Let’s set the tone here. I am not saying those aren’t good questions. All of them are very applicable to the decision making process when deciding which green features to include when building a new home or a home retrofit. However, it is always interesting to see someone’s face who is a doubter of the benefits when I ask, “well now that you know the payback of upgraded insulation, what is the payback of those granite counter tops over the laminate ones instead.” Sometimes I get angry looks so I have to be careful. A good friend of mine, who is a building scientist, Dan coined that term. It has stuck with me for a long time.

The reality is sometimes you can quantify payback, sometimes you can not. For example, we promote and sell many solar thermal hot water heater systems. The math is pretty simple. The system costs $8,000. As a homeowner you are eligible for $3,500 in renewable energy tax credits getting the net costs down to $4,500. Our standard hot water heater is a tankless gas model. All the costs associated with that are around $2,500. So for $2,000 a client of ours can upgrade to solar thermal hot water providing 95% of their needs for decades. We have seen monthly savings average around $50 per month. That’s a 3 year, 3 month payback. After that period one has positive cash flow and has water heated by the sun.

For our company our decision to build green is based on the commitment to build homes that use 40-50% less energy, have safer indoor air quality, are more durable, require less maintenance, and make less environmental impact. Those items alone may not address payback but we feel down the road at time of resales, green homes that have a proven performance record and certifications will be worth more than homes that do not.

Let's look at indoor air quality. We spend probably $4-6,000 per house (1%) on many features including sealed conditioned crawl spaces, low VOC materials, < 2% duct leakage, and many other things to create a healthy indoor living environment. How does one quantify payback of a healthier home? Could the answer be less sick days from school and work, better attitudes from clearer thinking, less headaches maybe? Those items are priceless but impossible to pen a “payback” period on.

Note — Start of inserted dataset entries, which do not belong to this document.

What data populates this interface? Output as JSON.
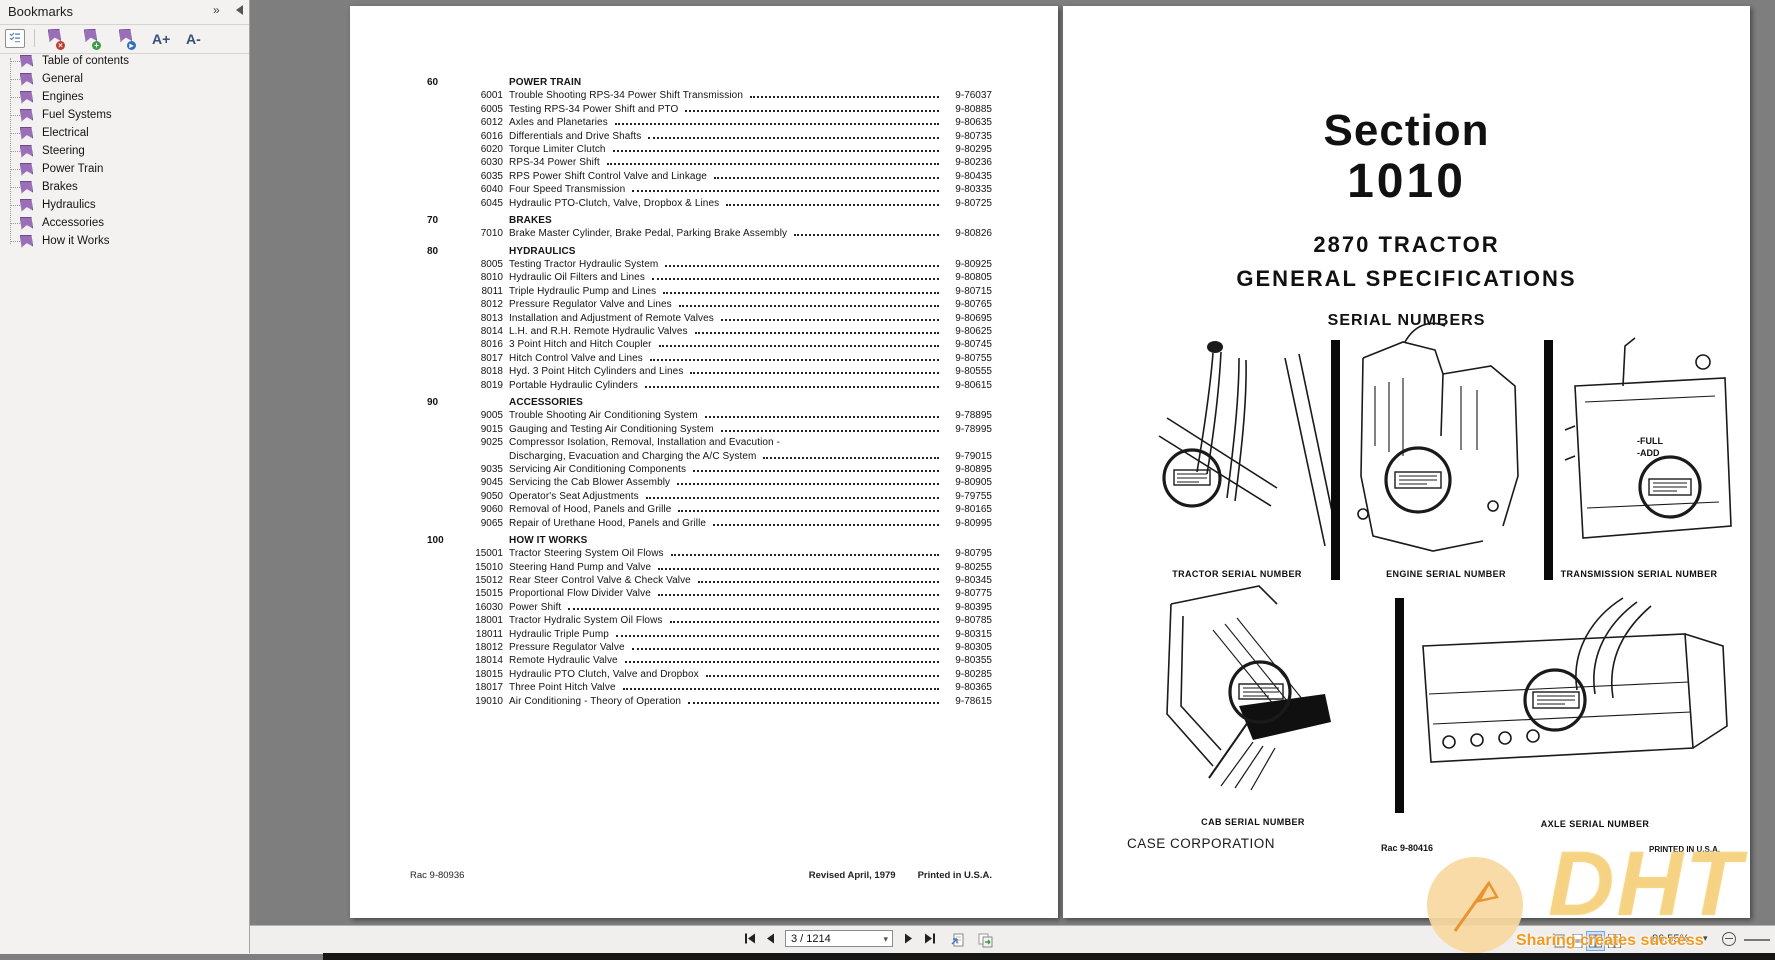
{
  "colors": {
    "bookmark_purple": "#9a6fb8",
    "watermark_orange": "#f29a1d",
    "selection_blue": "#cfe3f8",
    "page_background": "#ffffff",
    "viewer_background": "#7e7e7e"
  },
  "sidebar": {
    "title": "Bookmarks",
    "toolbar": {
      "increase_label": "A+",
      "decrease_label": "A-"
    },
    "items": [
      "Table of contents",
      "General",
      "Engines",
      "Fuel Systems",
      "Electrical",
      "Steering",
      "Power Train",
      "Brakes",
      "Hydraulics",
      "Accessories",
      "How it Works"
    ]
  },
  "toc": {
    "sections": [
      {
        "num": "60",
        "heading": "POWER TRAIN",
        "items": [
          {
            "id": "6001",
            "title": "Trouble Shooting RPS-34 Power Shift Transmission",
            "page": "9-76037"
          },
          {
            "id": "6005",
            "title": "Testing RPS-34 Power Shift and PTO",
            "page": "9-80885"
          },
          {
            "id": "6012",
            "title": "Axles and Planetaries",
            "page": "9-80635"
          },
          {
            "id": "6016",
            "title": "Differentials and Drive Shafts",
            "page": "9-80735"
          },
          {
            "id": "6020",
            "title": "Torque Limiter Clutch",
            "page": "9-80295"
          },
          {
            "id": "6030",
            "title": "RPS-34 Power Shift",
            "page": "9-80236"
          },
          {
            "id": "6035",
            "title": "RPS Power Shift Control Valve and Linkage",
            "page": "9-80435"
          },
          {
            "id": "6040",
            "title": "Four Speed Transmission",
            "page": "9-80335"
          },
          {
            "id": "6045",
            "title": "Hydraulic PTO-Clutch, Valve, Dropbox & Lines",
            "page": "9-80725"
          }
        ]
      },
      {
        "num": "70",
        "heading": "BRAKES",
        "items": [
          {
            "id": "7010",
            "title": "Brake Master Cylinder, Brake Pedal, Parking Brake Assembly",
            "page": "9-80826"
          }
        ]
      },
      {
        "num": "80",
        "heading": "HYDRAULICS",
        "items": [
          {
            "id": "8005",
            "title": "Testing Tractor Hydraulic System",
            "page": "9-80925"
          },
          {
            "id": "8010",
            "title": "Hydraulic Oil Filters and Lines",
            "page": "9-80805"
          },
          {
            "id": "8011",
            "title": "Triple Hydraulic Pump and Lines",
            "page": "9-80715"
          },
          {
            "id": "8012",
            "title": "Pressure Regulator Valve and Lines",
            "page": "9-80765"
          },
          {
            "id": "8013",
            "title": "Installation and Adjustment of Remote Valves",
            "page": "9-80695"
          },
          {
            "id": "8014",
            "title": "L.H. and R.H. Remote Hydraulic Valves",
            "page": "9-80625"
          },
          {
            "id": "8016",
            "title": "3 Point Hitch and Hitch Coupler",
            "page": "9-80745"
          },
          {
            "id": "8017",
            "title": "Hitch Control Valve and Lines",
            "page": "9-80755"
          },
          {
            "id": "8018",
            "title": "Hyd. 3 Point Hitch Cylinders and Lines",
            "page": "9-80555"
          },
          {
            "id": "8019",
            "title": "Portable Hydraulic Cylinders",
            "page": "9-80615"
          }
        ]
      },
      {
        "num": "90",
        "heading": "ACCESSORIES",
        "items": [
          {
            "id": "9005",
            "title": "Trouble Shooting Air Conditioning System",
            "page": "9-78895"
          },
          {
            "id": "9015",
            "title": "Gauging and Testing Air Conditioning System",
            "page": "9-78995"
          },
          {
            "id": "9025",
            "title": "Compressor Isolation, Removal, Installation and Evacution -",
            "title2": "Discharging, Evacuation and Charging the A/C System",
            "page": "9-79015"
          },
          {
            "id": "9035",
            "title": "Servicing Air Conditioning Components",
            "page": "9-80895"
          },
          {
            "id": "9045",
            "title": "Servicing the Cab Blower Assembly",
            "page": "9-80905"
          },
          {
            "id": "9050",
            "title": "Operator's Seat Adjustments",
            "page": "9-79755"
          },
          {
            "id": "9060",
            "title": "Removal of Hood, Panels and Grille",
            "page": "9-80165"
          },
          {
            "id": "9065",
            "title": "Repair of Urethane Hood, Panels and Grille",
            "page": "9-80995"
          }
        ]
      },
      {
        "num": "100",
        "heading": "HOW IT WORKS",
        "items": [
          {
            "id": "15001",
            "title": "Tractor Steering System Oil Flows",
            "page": "9-80795"
          },
          {
            "id": "15010",
            "title": "Steering Hand Pump and Valve",
            "page": "9-80255"
          },
          {
            "id": "15012",
            "title": "Rear Steer Control Valve & Check Valve",
            "page": "9-80345"
          },
          {
            "id": "15015",
            "title": "Proportional Flow Divider Valve",
            "page": "9-80775"
          },
          {
            "id": "16030",
            "title": "Power Shift",
            "page": "9-80395"
          },
          {
            "id": "18001",
            "title": "Tractor Hydralic System Oil Flows",
            "page": "9-80785"
          },
          {
            "id": "18011",
            "title": "Hydraulic Triple Pump",
            "page": "9-80315"
          },
          {
            "id": "18012",
            "title": "Pressure Regulator Valve",
            "page": "9-80305"
          },
          {
            "id": "18014",
            "title": "Remote Hydraulic Valve",
            "page": "9-80355"
          },
          {
            "id": "18015",
            "title": "Hydraulic PTO Clutch, Valve and Dropbox",
            "page": "9-80285"
          },
          {
            "id": "18017",
            "title": "Three Point Hitch Valve",
            "page": "9-80365"
          },
          {
            "id": "19010",
            "title": "Air Conditioning - Theory of Operation",
            "page": "9-78615"
          }
        ]
      }
    ],
    "footer": {
      "doc_code": "Rac 9-80936",
      "revised": "Revised April, 1979",
      "printed": "Printed in U.S.A."
    }
  },
  "section_page": {
    "title_word": "Section",
    "title_number": "1010",
    "model": "2870 TRACTOR",
    "subtitle": "GENERAL SPECIFICATIONS",
    "heading": "SERIAL NUMBERS",
    "labels": {
      "tractor": "TRACTOR SERIAL NUMBER",
      "engine": "ENGINE SERIAL NUMBER",
      "transmission": "TRANSMISSION SERIAL NUMBER",
      "cab": "CAB SERIAL NUMBER",
      "axle": "AXLE SERIAL NUMBER"
    },
    "dipstick": {
      "full": "-FULL",
      "add": "-ADD"
    },
    "footer": {
      "company": "CASE CORPORATION",
      "doc_code": "Rac 9-80416",
      "printed": "PRINTED IN U.S.A."
    }
  },
  "viewer_toolbar": {
    "page_field_value": "3 / 1214",
    "zoom_value": "86.55%"
  },
  "watermark": {
    "brand": "DHT",
    "slogan": "Sharing creates success"
  }
}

When the situation arises with a client, banker, appraiser, or even “tire kickers” this is how I explain paybacks of green improvements. This example is only relevant for our company; I’m not trying to speak for anyone else. We have chosen to add $15,000 worth of green features not required by code to our average home valued at $450,000. That’s 3% higher than the builder down the street not certifying green. Most people still finance their homes. At today’s rates of 5-6% that $15,000 costs those folks somewhere between $80-$90 per month. Based off energy savings alone with HERS scores of 59 or better we should save $150-$200 per month on utility bills. At absolute worst case we pay for the investment. In most cases we have a 60-100% ROI. I am no Wall Street guy, but I would love to get those “paybacks” on my retirement investments.